I had to watch this on Youtube, as I was not able to procure a copy of any recording either free or inexpensively via the usual means (the computers I use are still plugged into a wall, and where they are is not my favorite place to have to watch a movie.
Sugarcane Alley (1983)
In French, set in Martinique in the French West Indies (which remain to this day a colony of France). The director was Euzhan Palcy, a native of the island and, as people like to note these things, a black woman, which latter fact I had not known when I saw the movie, as the style seemed to me in line with what was typical in mainstream French cinema at that time. The film is based on a novel, Rue Cases-Negres, which is usually translated as "Black Shack Alley", by Joseph Zobel, who was also a Martinique native. It is about the hard, materially impoverished lives of the black laborers who work in the sugar cane fields, and the struggle of one of the boys of the village to win acceptance to and attend the colonial school in the main city on the island.
The movie certainly has value for its atypical setting and characters, and the presentation was tasteful, though as noted above the attitudes and assumptions and aesthetics it seemed to promote I did not find noticeably different from what seemed to prevail across the general spectrum of respectable haute bourgeois French opinion in 1983. Palcy, the director, was only 25 at the time and a first time filmmaker, after having come to Paris at 17 and taken degrees in French literature, theater, Art and Archaeology, and film; so it is fair to speculate I think that her brain would, at the time she was making this film, have been pretty well saturated with the outlook prevalent in the Parisian intellectual world. I did not find any unanticipated pleasures or twists in it. As the main drive of the movie is effectively about escaping from Sugar Cane Alley and being able to lead a wholly different kind of life this prevents the viewer, I think, from taking too much of an interest in the life of the characters stuck there, apart from the usual voyeuristic one. This is in contrast to Ju Dou, which is able to generate, by zeroing in on certain pertinent aspects and and curiosities of individual situations, a considerable amount of interest and drama out of lives lived in circumstances at least as suffocatingly narrow as those in Sugarcane Alley. This bit of skill in my opinion was missing from this movie.
The Stunt Man (1980)
I probably should have watched this a second time, as I began to sense towards the end that there was something in it that might be interesting that I was not picking up on. This is a different kind of movie from a different kind of time, and a time that I have a pretty solid memory of (I was ten years old in 1980), the mores of which, probably to my detriment, probably still inform my sense of what the world must actually be like even today. As I went along with this movie my mind, which was doubtless tired to begin with, often got sidetracked by recollections of the moods and attitudes of that era and neglected to pay close enough attention to the story. So I barely even remember what it was about.

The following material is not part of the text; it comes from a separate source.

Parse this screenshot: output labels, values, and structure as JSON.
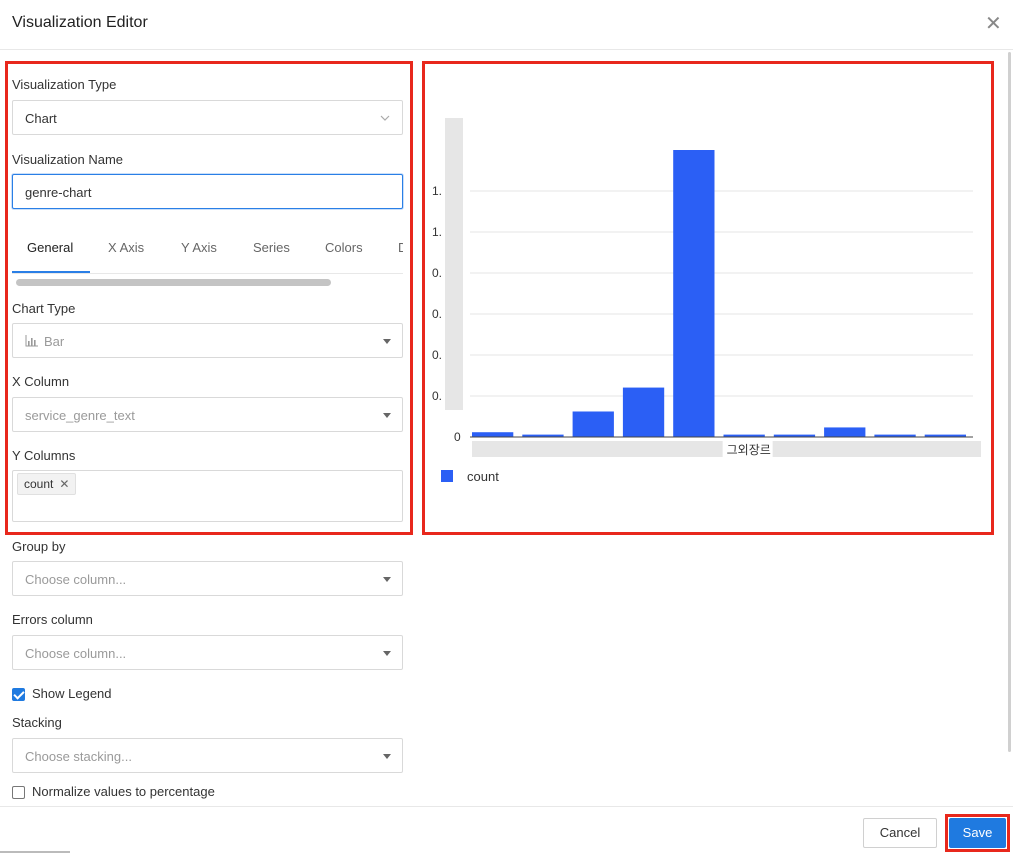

1980 of course is now clearly seen as the last year of that drifting, indulgent, minimally organized period that followed upon the social rebellions of the late sixties, and some of the signature behaviors unleashed during the period, such as drug-taking, divorce, rates of violent high crime and underachievement as a political statement had ceased to be novel energies adding excitement and subject matter for conversation to the national life but were settling in as the banal normal order of life that the dullest people could take for granted. Of course these behaviors did not end or even begin to substantially decline in 1981, but it does seem that with the election of Reagan and his immediate slashing of the highest tax rates from 70% to 28% and his general unabashed cheerleading of money-making and striving that a tighter order began once again to be imposed on society from above. It was fairly imperceptible at first and to me at least did not really come into any sharp view until the 90s, but it was enough that it made some of the drifting and indulgence that had characterized the 70s seem suddenly less desirable or likely to lead to anything really interesting.
Apropos of nothing, Peter O'Toole in his old age somehow came to look just like my grandmother.

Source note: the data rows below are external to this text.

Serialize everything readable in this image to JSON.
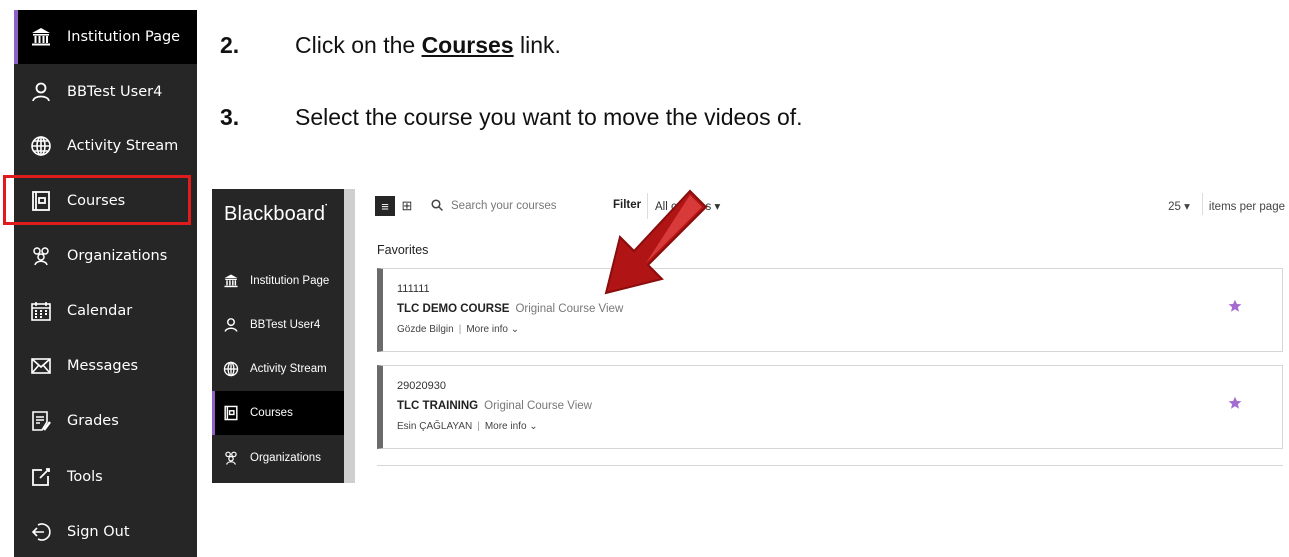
{
  "left_nav": {
    "items": [
      {
        "label": "Institution Page",
        "icon": "institution-icon",
        "active": true
      },
      {
        "label": "BBTest User4",
        "icon": "user-icon"
      },
      {
        "label": "Activity Stream",
        "icon": "globe-icon"
      },
      {
        "label": "Courses",
        "icon": "courses-icon"
      },
      {
        "label": "Organizations",
        "icon": "organizations-icon"
      },
      {
        "label": "Calendar",
        "icon": "calendar-icon"
      },
      {
        "label": "Messages",
        "icon": "envelope-icon"
      },
      {
        "label": "Grades",
        "icon": "grades-icon"
      },
      {
        "label": "Tools",
        "icon": "tools-icon"
      },
      {
        "label": "Sign Out",
        "icon": "sign-out-icon"
      }
    ],
    "highlight_color": "#e01b1b",
    "active_accent": "#8f5fc7"
  },
  "instructions": {
    "step2": {
      "number": "2.",
      "before": "Click on the ",
      "link": "Courses",
      "after": " link."
    },
    "step3": {
      "number": "3.",
      "text": "Select the course you want to move the videos of."
    }
  },
  "screenshot": {
    "brand": "Blackboard",
    "nav_items": [
      {
        "label": "Institution Page",
        "icon": "institution-icon"
      },
      {
        "label": "BBTest User4",
        "icon": "user-icon"
      },
      {
        "label": "Activity Stream",
        "icon": "globe-icon"
      },
      {
        "label": "Courses",
        "icon": "courses-icon",
        "active": true
      },
      {
        "label": "Organizations",
        "icon": "organizations-icon"
      }
    ],
    "toolbar": {
      "search_placeholder": "Search your courses",
      "filter_label": "Filter",
      "filter_value": "All courses",
      "items_per_page_value": "25",
      "items_per_page_label": "items per page"
    },
    "section_title": "Favorites",
    "courses": [
      {
        "id": "111111",
        "title": "TLC DEMO COURSE",
        "view": "Original Course View",
        "instructor": "Gözde Bilgin",
        "more": "More info"
      },
      {
        "id": "29020930",
        "title": "TLC TRAINING",
        "view": "Original Course View",
        "instructor": "Esin ÇAĞLAYAN",
        "more": "More info"
      }
    ],
    "star_color": "#a46bd0",
    "arrow_color": "#c01818"
  }
}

Barbara Hershey was the babe in this movie. I haven't seen her in much and don't have much of an opinion about her, except that she gives off an aura of always expecting more from you where she is concerned while she considered herself to be perfectly sufficient as she is where you are concerned, which is obviously more than I can successfully undertake in any interpersonal relation. She was (and is) very popular as babes go among the men of the 1970s generation. They are quite devoted to her.
Butch Cassidy and the Sundance Kid (1969)
This one speaks I guess to the virtue of seeing something a second time. The first time I saw this, which was some years ago, I didn't see what the big deal was, and I especially couldn't figure out why it had been so popular. I let what I perceived to be its archness--archness being something I detest--get under my skin, and it prevented me from being able to appreciate some of the finer points of the movie. It is really quite well-made, has a good script, a very good story, is quirky, and is not, I think, so arch as I thought it was previously. In truth, it was better than I had anticipated it would be even before the first time I saw it, as I was predisposed against it because I knew the baby boomers liked it, it was seen as transgressive against old Hollywood and so on, but of course now it is obvious that it is much more in the tradition of what everybody likes about old Hollywood than almost anything being made now.
This movie has been written about ad nauseam, and I don't have anything pertinent to add to the existing body of work, but I am glad I am still capable of seeing something differently, and in a positive sense, on a second viewing.
This was supposed to be a really short post describing my most basic, even animal responses to these movies, and perhaps it is, but it once again still took a week to write.